A newly released documentary centers around the efforts of Sen. Thom Tillis, R-N.C., to pass legislation to compensate victims of North Carolina's forced sterilization program, which lasted until 1974.

"The State of Eugenics," directed by Dawn Sinclair Shapiro, tells the stories of individuals sterilized as part of the program — which sterilized over 7,600 women, men and children. 

In 2013, when Tillis was speaker of the North Carolina House of Representatives, the North Carolina budget set aside $10 million of the state budget for the compensation of sterilized victims.

Elaine Riddick, who is featured in the film, was unknowingly sterilized after her son's birth in North Carolina at age 14 and is now executive director of the Rebecca Project for Justice, a national advocate for women's health and safety. She had her first child as the result of a sexual assault and was deemed "feeble-minded" and "promiscuous" by the N.C. Eugenics Board. 

“It took me a long time to realize that I didn't do anything wrong — that I am not feeble-minded,” she said. “This is something that a white supremacist government did to me.”

Riddick said she was 19 years old when she discovered she was sterilized, and she was frustrated with the time it took for the state to recognize their offense.

“I wanted the world to know that they took something away from me," she said. "I started opening up my mouth about what was going on in North Carolina, and it took over 40 years for North Carolina and Virginia to bring justice for what they had done to victims." 

Johanna Schoen, a history professor at Rutgers featured in the documentary for her expertise on the subject, said compensation is controversial and rarely occurs. 

“I think states are worried about the public relations aspect — if they compensate one group, then other groups will try to be compensated," Schoen said. 

In 1927 the U.S. Supreme Court’s Buck v. Bell decision affirmed the constitutionality of eugenics programs. Supreme Court Associate Justice Oliver Wendell Holmes Jr. wrote at the time, “three generations of imbeciles is enough.” The decision has yet to be overturned.

The demographics of individuals targeted to receive sterilization procedures changed over time, but they were often in the lowest socioeconomic classes, said Anna Krome-Lukens, a lecturer in the public policy and history departments at UNC. 

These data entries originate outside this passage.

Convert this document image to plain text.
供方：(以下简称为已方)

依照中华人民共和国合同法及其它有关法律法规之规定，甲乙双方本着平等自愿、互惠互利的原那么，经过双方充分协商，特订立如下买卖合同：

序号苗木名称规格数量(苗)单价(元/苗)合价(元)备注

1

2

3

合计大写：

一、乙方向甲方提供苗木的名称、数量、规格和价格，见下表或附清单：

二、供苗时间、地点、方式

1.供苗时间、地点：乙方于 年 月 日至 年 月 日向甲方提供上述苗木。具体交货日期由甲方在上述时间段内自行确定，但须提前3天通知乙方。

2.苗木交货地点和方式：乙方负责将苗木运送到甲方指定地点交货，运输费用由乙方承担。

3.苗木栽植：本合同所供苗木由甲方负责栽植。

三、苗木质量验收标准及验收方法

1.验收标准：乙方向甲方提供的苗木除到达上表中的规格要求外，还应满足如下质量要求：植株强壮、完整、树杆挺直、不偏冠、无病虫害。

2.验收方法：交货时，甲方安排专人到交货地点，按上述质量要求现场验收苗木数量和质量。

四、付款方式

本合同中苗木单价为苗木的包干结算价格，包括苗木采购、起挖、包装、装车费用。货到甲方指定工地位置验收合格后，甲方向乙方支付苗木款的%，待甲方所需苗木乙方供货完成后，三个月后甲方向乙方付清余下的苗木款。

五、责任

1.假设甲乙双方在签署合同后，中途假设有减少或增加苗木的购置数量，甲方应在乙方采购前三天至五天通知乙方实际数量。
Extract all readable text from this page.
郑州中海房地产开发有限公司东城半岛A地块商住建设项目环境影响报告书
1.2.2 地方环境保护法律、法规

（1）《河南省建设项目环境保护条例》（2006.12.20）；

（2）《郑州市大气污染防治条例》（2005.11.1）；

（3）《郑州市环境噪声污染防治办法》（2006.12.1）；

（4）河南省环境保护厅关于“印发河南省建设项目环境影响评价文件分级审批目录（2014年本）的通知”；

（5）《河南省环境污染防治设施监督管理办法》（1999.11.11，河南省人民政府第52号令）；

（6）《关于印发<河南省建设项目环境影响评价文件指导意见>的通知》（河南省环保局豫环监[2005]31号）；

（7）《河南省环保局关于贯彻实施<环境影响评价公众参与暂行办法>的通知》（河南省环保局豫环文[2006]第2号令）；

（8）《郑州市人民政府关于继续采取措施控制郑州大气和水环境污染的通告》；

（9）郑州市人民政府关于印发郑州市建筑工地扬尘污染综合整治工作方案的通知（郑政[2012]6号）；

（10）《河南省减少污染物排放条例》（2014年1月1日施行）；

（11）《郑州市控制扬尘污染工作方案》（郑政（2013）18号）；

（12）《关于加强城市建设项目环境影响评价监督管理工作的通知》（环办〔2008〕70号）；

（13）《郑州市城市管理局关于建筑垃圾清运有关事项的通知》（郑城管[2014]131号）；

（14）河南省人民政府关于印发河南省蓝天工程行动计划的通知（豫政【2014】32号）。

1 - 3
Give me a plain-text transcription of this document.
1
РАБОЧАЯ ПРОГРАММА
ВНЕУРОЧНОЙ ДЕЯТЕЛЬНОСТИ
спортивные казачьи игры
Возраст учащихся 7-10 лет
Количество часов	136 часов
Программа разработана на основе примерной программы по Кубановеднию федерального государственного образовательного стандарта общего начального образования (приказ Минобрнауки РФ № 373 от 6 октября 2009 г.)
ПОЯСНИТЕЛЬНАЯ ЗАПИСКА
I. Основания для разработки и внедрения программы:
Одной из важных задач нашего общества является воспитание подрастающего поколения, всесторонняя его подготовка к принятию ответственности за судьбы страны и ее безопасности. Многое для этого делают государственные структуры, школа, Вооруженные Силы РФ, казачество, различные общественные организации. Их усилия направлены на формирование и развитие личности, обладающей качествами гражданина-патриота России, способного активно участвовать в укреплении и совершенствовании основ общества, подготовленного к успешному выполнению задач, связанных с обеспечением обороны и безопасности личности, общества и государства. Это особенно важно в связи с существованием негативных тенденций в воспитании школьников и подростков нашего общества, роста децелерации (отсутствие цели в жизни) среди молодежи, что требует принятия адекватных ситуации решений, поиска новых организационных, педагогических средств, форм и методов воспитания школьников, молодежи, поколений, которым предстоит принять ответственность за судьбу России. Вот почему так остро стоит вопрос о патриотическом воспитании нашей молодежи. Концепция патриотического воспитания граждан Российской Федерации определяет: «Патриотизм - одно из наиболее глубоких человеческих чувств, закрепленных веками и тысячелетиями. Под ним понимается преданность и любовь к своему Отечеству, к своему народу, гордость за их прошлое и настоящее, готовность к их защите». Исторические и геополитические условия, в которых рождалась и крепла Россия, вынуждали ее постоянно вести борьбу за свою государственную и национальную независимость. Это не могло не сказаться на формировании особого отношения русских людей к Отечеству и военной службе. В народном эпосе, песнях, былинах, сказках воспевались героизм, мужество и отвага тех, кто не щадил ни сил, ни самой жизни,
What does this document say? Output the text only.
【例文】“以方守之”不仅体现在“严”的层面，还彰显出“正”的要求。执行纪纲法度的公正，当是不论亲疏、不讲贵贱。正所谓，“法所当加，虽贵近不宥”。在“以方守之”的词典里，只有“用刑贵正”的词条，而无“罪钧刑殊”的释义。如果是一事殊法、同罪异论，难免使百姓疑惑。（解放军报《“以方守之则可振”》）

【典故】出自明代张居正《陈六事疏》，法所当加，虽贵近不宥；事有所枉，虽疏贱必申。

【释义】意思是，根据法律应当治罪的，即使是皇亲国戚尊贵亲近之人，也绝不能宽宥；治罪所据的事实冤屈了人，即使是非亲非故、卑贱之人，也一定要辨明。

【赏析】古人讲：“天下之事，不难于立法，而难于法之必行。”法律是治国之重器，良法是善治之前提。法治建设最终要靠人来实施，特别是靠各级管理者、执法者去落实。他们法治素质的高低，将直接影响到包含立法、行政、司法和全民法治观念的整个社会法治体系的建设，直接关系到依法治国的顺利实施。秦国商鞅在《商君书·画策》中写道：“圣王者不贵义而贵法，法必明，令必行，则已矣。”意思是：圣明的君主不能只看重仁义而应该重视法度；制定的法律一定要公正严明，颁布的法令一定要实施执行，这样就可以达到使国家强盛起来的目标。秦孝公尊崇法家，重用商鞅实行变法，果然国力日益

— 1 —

“Our programs were born in the era of Jim Crow and absolutely reflected ideas about white superiority and racial purity and so on,” she said. “A sort of interesting byproduct of that is for the first roughly 20 years of the programs, it was actually white women who were sterilized more than black women, and then in the 1950s that shifted.”

While the documentary featured a powerful story, Schoen said it ignored that while Tillis fought for the compensation of sterilization victims, he also advocated for reduced access to abortion in the state.